If the manner in which Azharuddin himself tried to take refuge
behind his religious identity (when his name came up first in the
match- fixing controversy) on an earlier occasion was simply
absurd, the manner in which a Dawood connection is sought to be
established in the media (and by extension in all public
discussions on the affair) is equally dangerous. It is certainly
not the case here that Azharuddin or for that matter the others
in the list - Ajay Jadeja, Ajay Sharma, Nayan Mongia and Manoj
Prabhakar - must be let off the hook; instead, all those who
watched the game with so much passion (whether at the stadia or
on television) are within their rights to know if they were
deceived by the heroes. And if Mr. K. Madhavan, appointed by the
BCCI to look beyond the CBI's inquest, has found anything
substantive, it should serve the purpose.
After all, anyone with even some idea of the business of betting
will agree that there is a lot more to the game than the
techniques displayed by the cricketers on the field; that there
are a set of men to whom the game is important for reasons
different from the cricket buffs; the bookies and the punters
look forward to a test match or a one day international the same
way they would to horse-racing.
It is also common knowledge that betting (during cricket matches)
does not always involve the final outcome of the match; for such
kind of rigging means a whole lot of players would have to be
part of the conspiracy and hence is not possible all the time.
Instead, the punters here were masters in what is known as spread
betting; bets are placed on aspects of the game such as who will
be in the eleven, whether there will be a change in the batting
order, whether a particular bowler will manage a maiden in the
next over, and whether a change of bowler was in the offing.
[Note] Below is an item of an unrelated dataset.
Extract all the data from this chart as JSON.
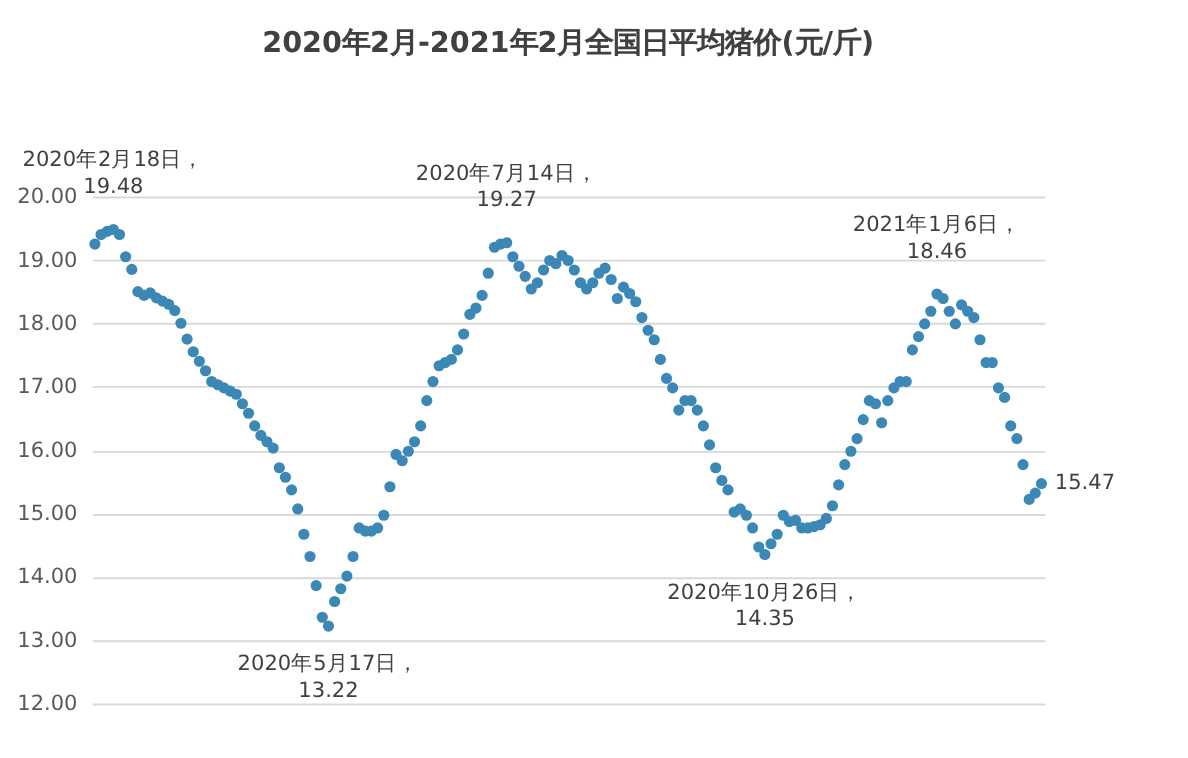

Bets
are also placed on the individual scores of batsmen.
Under the laws of the land, it will take a lot more information
to see the case to its logical end. But then, judicial remedy is
not the only course, particularly when the issue is amoral
behaviour; passing on ``information'' of the kind that is sought
by the punters is certainly not moral. And when heroes of a
particular kind are known to have indulged in such acts, they
need to be ostracised. However, the middle class and the elite
should intervene rather than let an organisation like the Shiv
Sena take over the space.
The problem with the Shiv Sena kind of reaction is that it seeks
to turn instances of amoral behaviour by a set of men into a
debate on patriotism and national honour. And stories about the
underworld links begin to feed such attempts by the Shiv Sena to
serve the designs of an ideological platform that seeks to reduce
the basis of Indian nationalism to religious denominations.
But then, there has hardly been any sense of revulsion, at least
in an organised manner, against the developments at the level of
the civil society. The reasons for this are not far to seek.
While, at one level, public perception about the political system
is shaped by the fact that there is ``information'' about
corruption among members of the political class and yet none
among them gets sent up for trial, at another level, the ordinary
citizen too is getting drawn into the vortex, thanks to `Kaun
Banega Crorepathi' and its several clones.
There is no way out other than the creation of a cultural milieu
that shuns those who accumulate wealth by unfair means and civil
society must show a contempt for instances of vulgar display of
such ill-gotten wealth. This certainly is not possible in a
society whose intelligentsia itself is caught in the trap of
getting-rich- as-quickly-as-possible and where Governments come
out with programmes to legitimise such ill-gotten wealth - the
VDIS for instance! This is the context in which the match-fixing
scandal has broken out; this, indeed, is the tragedy.